The announcement stated, “A TDoS attack can be an ‘old-school’ attack, in which the victim is flooded with calls from a group of people using mobile or landline phones. These type of attacks often are coordinated through social networking. This TDoS attack approach most often is used to harass a victim or disrupt its operations. Imagine if your call to 911, your financial institution, a hospital or even your child’s school doesn’t get through. In a high-tech twist, attackers are using technology such as automated dialing software and compromised mobile phones to send thousands of automated calls to tie up a target’s phone system, rendering it unusable for incoming and outgoing calls. These attacks are relatively easy and inexpensive and can be launched from anywhere in the world. Victims range from government agencies to private companies and even individuals.”

To stop these insidious attacks, the Cyber Security Division of the DHS is funding two research projects designed to harden defenses against TDoS attacks. The first project addresses the growing attack sophistication, frequency, call volume and complexity of call-number spoofing, Massey said.

“A person calls a company claiming to be a debt collector seeking repayment of a past-due loan. The caller threatens to lock up the company’s phone lines with repeated calls unless immediate payment is received. Sometimes the threat prompts victims to pay because they are either unsure whether they owe the money the attackers demand or they want to avert public embarrassment to the company’s image. If the payment is not provided, the attack is launched. The ensuing steady stream of calls can last several hours, stop for a while and then resume. Some attacks have continued over an extended period of weeks or even months.”

But not all TDoS attacks seek a payment. For instance, last October an Arizona teenager was charged with sending thousands of calls to 911 emergency call centers and law enforcement agencies in multiple states. The teen had exploited a flaw in a leading mobile operating system to initiate the TDoS attack through cell phones.

Led by SecureLogix, a VoIP security specialist firm, the team is developing a prototype solution for complex TDoS attacks. That score will help distinguish legitimate from malicious calls and help mitigate an influx of malicious calls by terminating or redirecting them to a lower priority queue, to a partner service that could manage the calls or to an additional service that could verify each call’s legitimacy.

The prototype that’s been designed is based on an existing voice-security solution which provides a base to build upon so it can be deployed in complex voice networks. It also has an integrated business rules management system and machine-learning engine that can be extended easily with limited software modifications.

SecureLogix will deploy the prototype at a customer location, within the cloud, and at a service provider network, and is also working with multiple pilot partners including a 911 emergency call center, other emergency responders and large financial organizations, to deploy and validate the prototype in operational practice.

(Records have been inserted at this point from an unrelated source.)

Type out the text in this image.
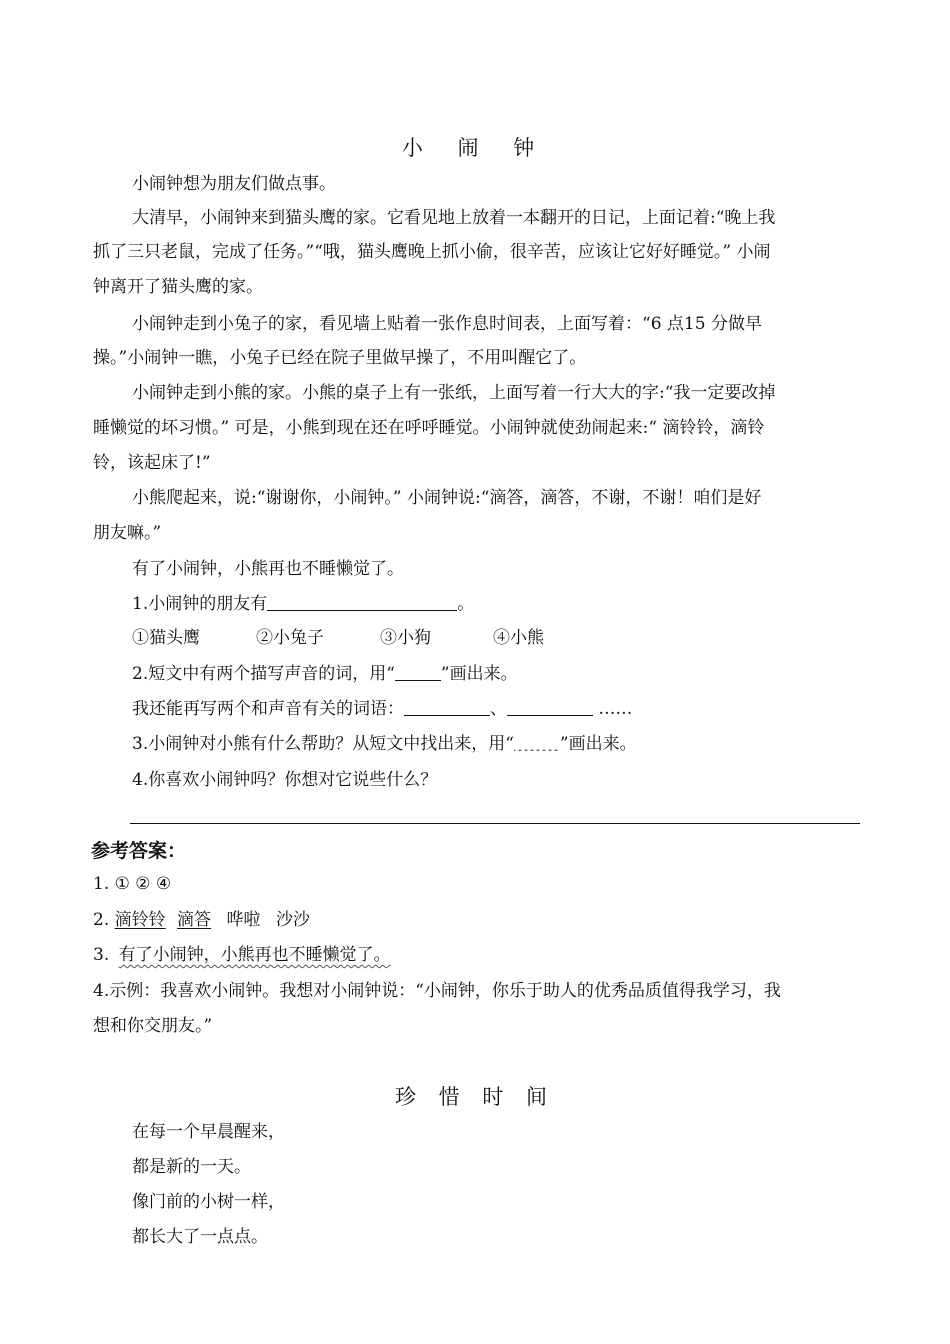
小 闹 钟
小闹钟想为朋友们做点事。
大清早，小闹钟来到猫头鹰的家。它看见地上放着一本翻开的日记，上面记着:“晚上我
抓了三只老鼠，完成了任务。”“哦，猫头鹰晚上抓小偷，很辛苦，应该让它好好睡觉。” 小闹
钟离开了猫头鹰的家。
小闹钟走到小兔子的家，看见墙上贴着一张作息时间表，上面写着：“6 点15 分做早
操。”小闹钟一瞧，小兔子已经在院子里做早操了，不用叫醒它了。
小闹钟走到小熊的家。小熊的桌子上有一张纸，上面写着一行大大的字:“我一定要改掉
睡懒觉的坏习惯。” 可是，小熊到现在还在呼呼睡觉。小闹钟就使劲闹起来:“ 滴铃铃，滴铃
铃，该起床了!”
小熊爬起来，说:“谢谢你，小闹钟。” 小闹钟说:“滴答，滴答，不谢，不谢！咱们是好
朋友嘛。”
有了小闹钟，小熊再也不睡懒觉了。
1.小闹钟的朋友有	。
①猫头鹰	②小兔子	③小狗	④小熊
2.短文中有两个描写声音的词，用“	”画出来。
我还能再写两个和声音有关的词语：	、	……
3.小闹钟对小熊有什么帮助？从短文中找出来，用“	”画出来。
4.你喜欢小闹钟吗？你想对它说些什么？
参考答案：
1. ① ② ④
2. 滴铃铃 滴答 哗啦 沙沙
3. 有了小闹钟，小熊再也不睡懒觉了。
4.示例：我喜欢小闹钟。我想对小闹钟说：“小闹钟，你乐于助人的优秀品质值得我学习，我
想和你交朋友。”
珍 惜 时 间
在每一个早晨醒来，
都是新的一天。
像门前的小树一样，
都长大了一点点。
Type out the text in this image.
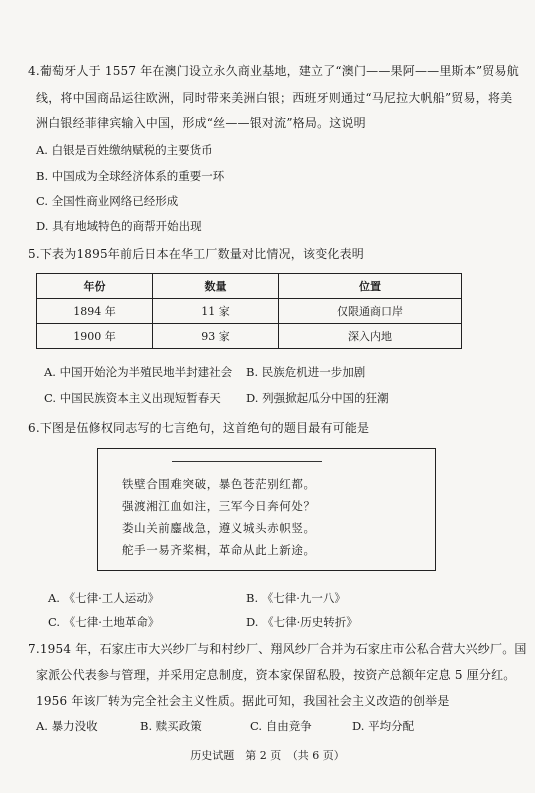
4.葡萄牙人于 1557 年在澳门设立永久商业基地，建立了“澳门——果阿——里斯本”贸易航
线，将中国商品运往欧洲，同时带来美洲白银；西班牙则通过“马尼拉大帆船”贸易，将美
洲白银经菲律宾输入中国，形成“丝——银对流”格局。这说明
A. 白银是百姓缴纳赋税的主要货币
B. 中国成为全球经济体系的重要一环
C. 全国性商业网络已经形成
D. 具有地域特色的商帮开始出现
5.下表为1895年前后日本在华工厂数量对比情况，该变化表明
年份	数量	位置
1894 年	11 家	仅限通商口岸
1900 年	93 家	深入内地
A. 中国开始沦为半殖民地半封建社会 B. 民族危机进一步加剧
C. 中国民族资本主义出现短暂春天 D. 列强掀起瓜分中国的狂潮
6.下图是伍修权同志写的七言绝句，这首绝句的题目最有可能是
铁壁合围难突破，暴色苍茫别红都。
强渡湘江血如注，三军今日奔何处？
娄山关前鏖战急，遵义城头赤帜竖。
舵手一易齐桨楫，革命从此上新途。
A. 《七律·工人运动》	B. 《七律·九一八》
C. 《七律·土地革命》	D. 《七律·历史转折》
7.1954 年，石家庄市大兴纱厂与和村纱厂、翔风纱厂合并为石家庄市公私合营大兴纱厂。国
家派公代表参与管理，并采用定息制度，资本家保留私股，按资产总额年定息 5 厘分红。
1956 年该厂转为完全社会主义性质。据此可知，我国社会主义改造的创举是
A. 暴力没收	B. 赎买政策	C. 自由竞争	D. 平均分配
历史试题　第 2 页　（共 6 页）
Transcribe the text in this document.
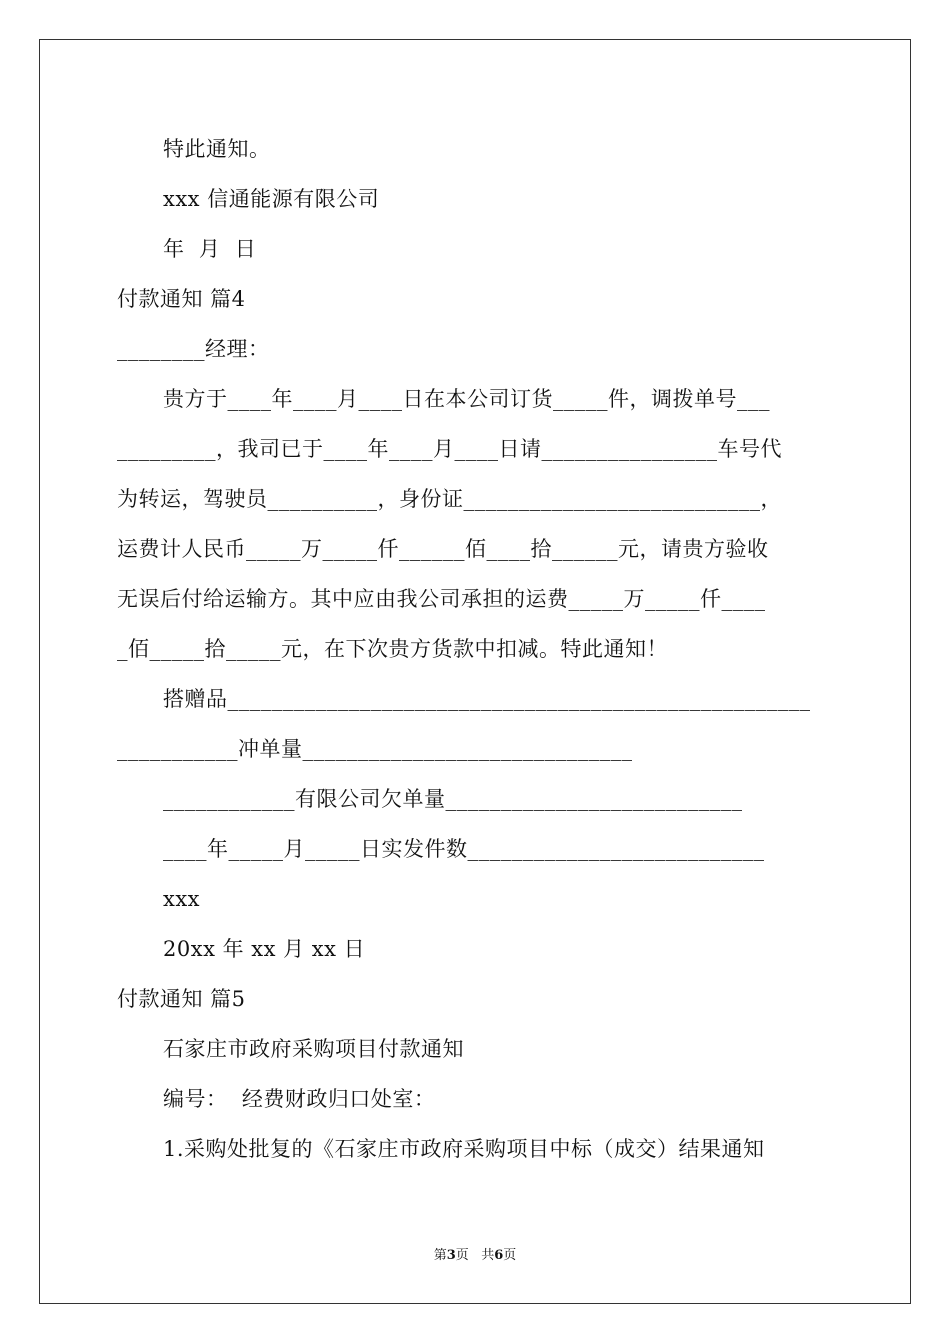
特此通知。
xxx 信通能源有限公司
年  月  日
付款通知 篇4
________经理：
贵方于____年____月____日在本公司订货_____件，调拨单号___
_________，我司已于____年____月____日请________________车号代
为转运，驾驶员__________，身份证___________________________，
运费计人民币_____万_____仟______佰____拾______元，请贵方验收
无误后付给运输方。其中应由我公司承担的运费_____万_____仟____
_佰_____拾_____元，在下次贵方货款中扣减。特此通知！
搭赠品_____________________________________________________
___________冲单量______________________________
____________有限公司欠单量___________________________
____年_____月_____日实发件数___________________________
xxx
20xx 年 xx 月 xx 日
付款通知 篇5
石家庄市政府采购项目付款通知
编号：  经费财政归口处室：
1.采购处批复的《石家庄市政府采购项目中标（成交）结果通知
第3页   共6页
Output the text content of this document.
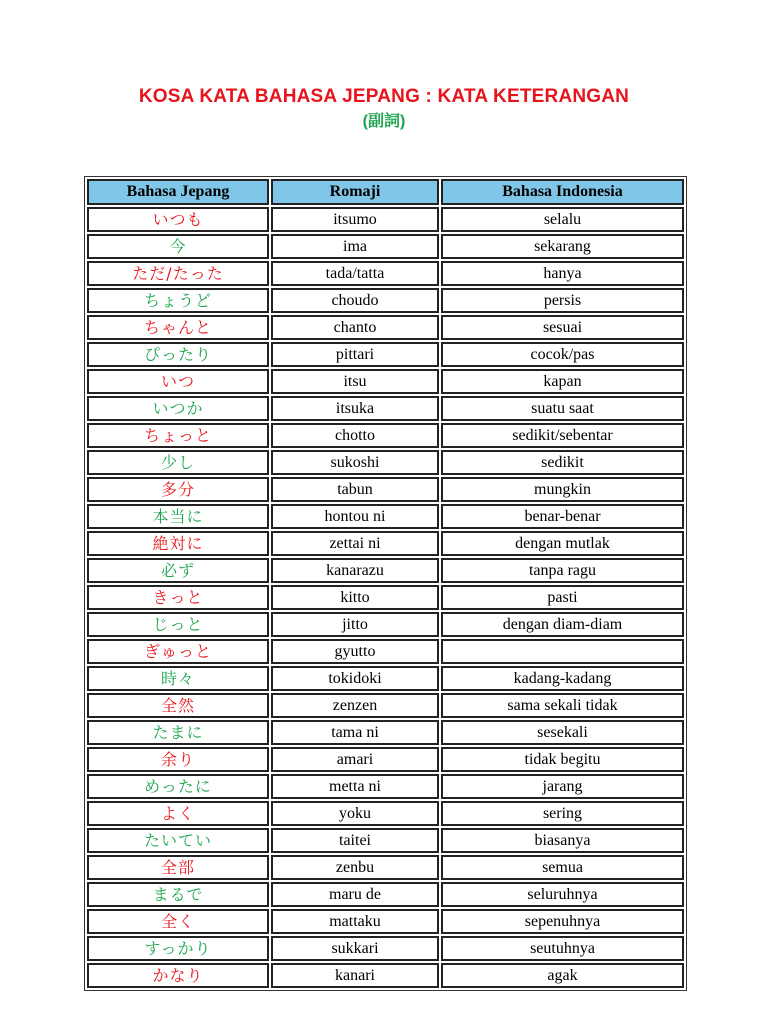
KOSA KATA BAHASA JEPANG : KATA KETERANGAN
(副詞)
Bahasa Jepang	Romaji	Bahasa Indonesia
いつも	itsumo	selalu
今	ima	sekarang
ただ/たった	tada/tatta	hanya
ちょうど	choudo	persis
ちゃんと	chanto	sesuai
ぴったり	pittari	cocok/pas
いつ	itsu	kapan
いつか	itsuka	suatu saat
ちょっと	chotto	sedikit/sebentar
少し	sukoshi	sedikit
多分	tabun	mungkin
本当に	hontou ni	benar-benar
絶対に	zettai ni	dengan mutlak
必ず	kanarazu	tanpa ragu
きっと	kitto	pasti
じっと	jitto	dengan diam-diam
ぎゅっと	gyutto	
時々	tokidoki	kadang-kadang
全然	zenzen	sama sekali tidak
たまに	tama ni	sesekali
余り	amari	tidak begitu
めったに	metta ni	jarang
よく	yoku	sering
たいてい	taitei	biasanya
全部	zenbu	semua
まるで	maru de	seluruhnya
全く	mattaku	sepenuhnya
すっかり	sukkari	seutuhnya
かなり	kanari	agak
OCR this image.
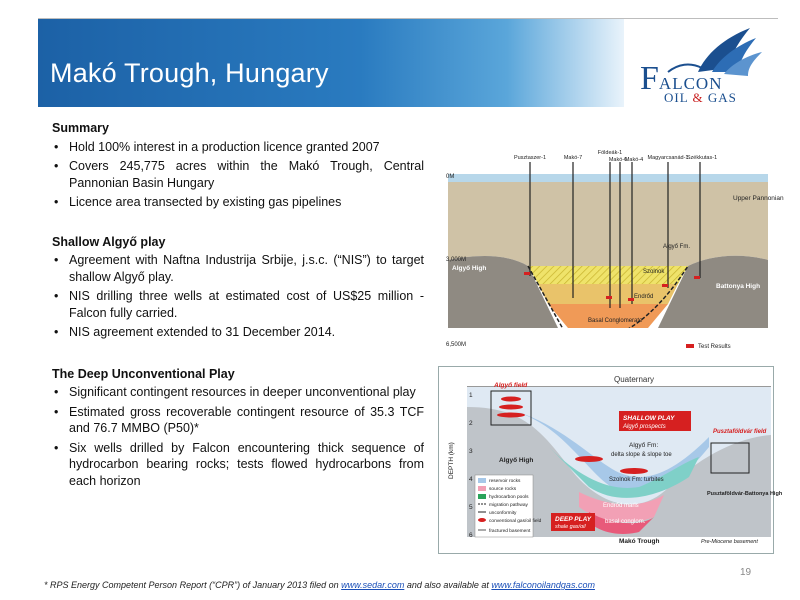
Makó Trough, Hungary	FALCON
OIL & GAS
Summary
• Hold 100% interest in a production licence granted 2007
• Covers 245,775 acres within the Makó Trough, Central Pannonian Basin Hungary
• Licence area transected by existing gas pipelines
Shallow Algyő play
• Agreement with Naftna Industrija Srbije, j.s.c. (“NIS”) to target shallow Algyő play.
• NIS drilling three wells at estimated cost of US$25 million - Falcon fully carried.
• NIS agreement extended to 31 December 2014.
The Deep Unconventional Play
• Significant contingent resources in deeper unconventional play
• Estimated gross recoverable contingent resource of 35.3 TCF and 76.7 MMBO (P50)*
• Six wells drilled by Falcon encountering thick sequence of hydrocarbon bearing rocks; tests flowed hydrocarbons from each horizon
Pusztaszer-1	Makó-7
Földeák-1
Makó-6
Makó-4 Magyarcsanád-1
Székkutas-1
0M
3,000M
6,500M
Upper Pannonian
Algyő Fm.
Algyő High
Battonya High
Szolnok
Endrőd
Basal Conglomerate
Test Results
Quaternary
DEPTH (km)
1
2
3
4
5
6
Algyő field
Pusztaföldvár field
SHALLOW PLAY
Algyő prospects
Algyő Fm:
delta slope & slope toe
Szolnok Fm: turbites
Algyő High
Endrőd marls
basal conglom.
DEEP PLAY
shale gas/oil
Makó Trough	Pre-Miocene basement
Pusztaföldvár-Battonya High
reservoir rocks
source rocks
hydrocarbon pools
migration pathway
unconformity
conventional gas/oil field
fractured basement
* RPS Energy Competent Person Report (“CPR”) of January 2013 filed on www.sedar.com and also available at www.falconoilandgas.com
19
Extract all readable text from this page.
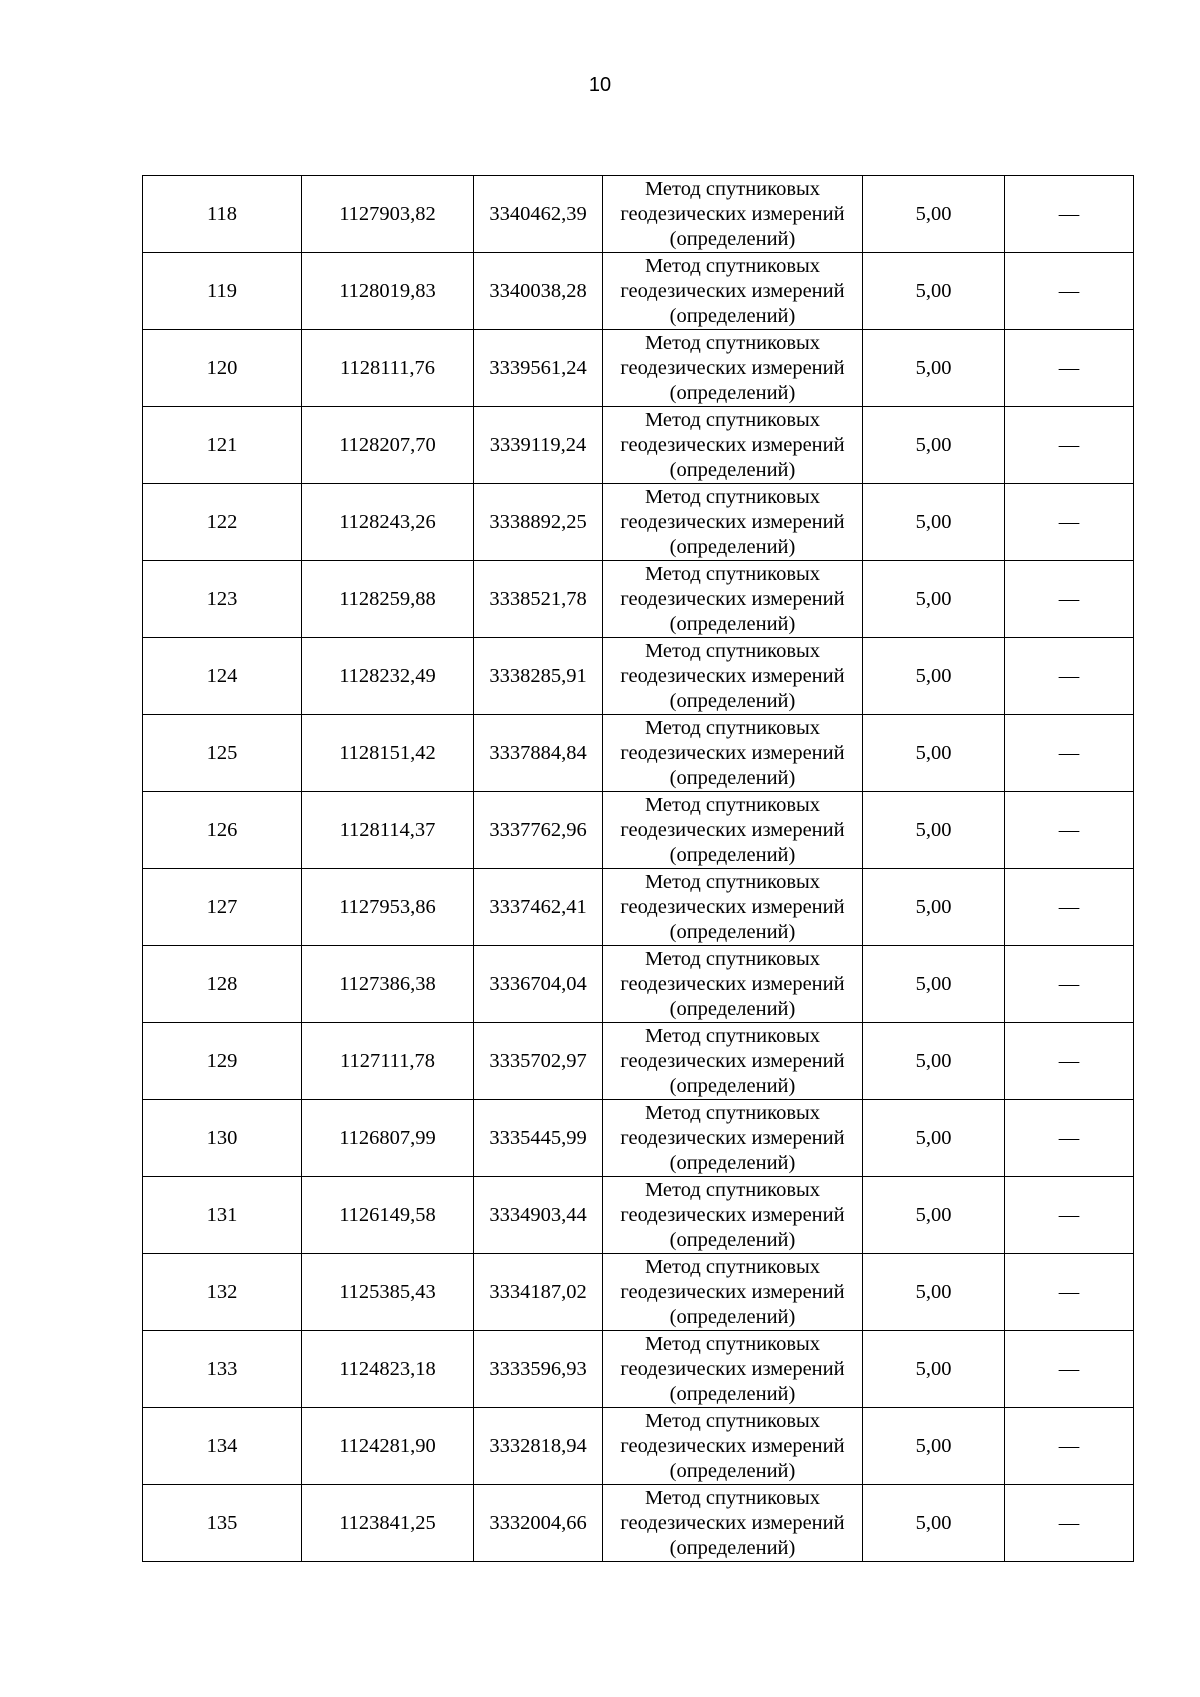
10
118	1127903,82	3340462,39	Метод спутниковых
геодезических измерений
(определений)	5,00	—
119	1128019,83	3340038,28	Метод спутниковых
геодезических измерений
(определений)	5,00	—
120	1128111,76	3339561,24	Метод спутниковых
геодезических измерений
(определений)	5,00	—
121	1128207,70	3339119,24	Метод спутниковых
геодезических измерений
(определений)	5,00	—
122	1128243,26	3338892,25	Метод спутниковых
геодезических измерений
(определений)	5,00	—
123	1128259,88	3338521,78	Метод спутниковых
геодезических измерений
(определений)	5,00	—
124	1128232,49	3338285,91	Метод спутниковых
геодезических измерений
(определений)	5,00	—
125	1128151,42	3337884,84	Метод спутниковых
геодезических измерений
(определений)	5,00	—
126	1128114,37	3337762,96	Метод спутниковых
геодезических измерений
(определений)	5,00	—
127	1127953,86	3337462,41	Метод спутниковых
геодезических измерений
(определений)	5,00	—
128	1127386,38	3336704,04	Метод спутниковых
геодезических измерений
(определений)	5,00	—
129	1127111,78	3335702,97	Метод спутниковых
геодезических измерений
(определений)	5,00	—
130	1126807,99	3335445,99	Метод спутниковых
геодезических измерений
(определений)	5,00	—
131	1126149,58	3334903,44	Метод спутниковых
геодезических измерений
(определений)	5,00	—
132	1125385,43	3334187,02	Метод спутниковых
геодезических измерений
(определений)	5,00	—
133	1124823,18	3333596,93	Метод спутниковых
геодезических измерений
(определений)	5,00	—
134	1124281,90	3332818,94	Метод спутниковых
геодезических измерений
(определений)	5,00	—
135	1123841,25	3332004,66	Метод спутниковых
геодезических измерений
(определений)	5,00	—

The second project is being led by a research team at the University of Houston to address the vulnerability of Emergency 911 and Next-Generation (NG) 911 systems to these attacks. S&T’s announcement said: “The team has assessed and modeled threats to the emergency response and public-safety communication network and is developing an integrated defense mechanism that is cost-effective, easy-to-manage, TDoS-defense capable and customizable for the unique characteristics of varying 911 infrastructures.”

The platform monitors each incoming calls signaling messages, metadata and voice contents to determine if it is suspicious, and then prioritizes the call according to an analysis of its content and audio to ensure real emergency calls are routed to 911 operators for immediate action.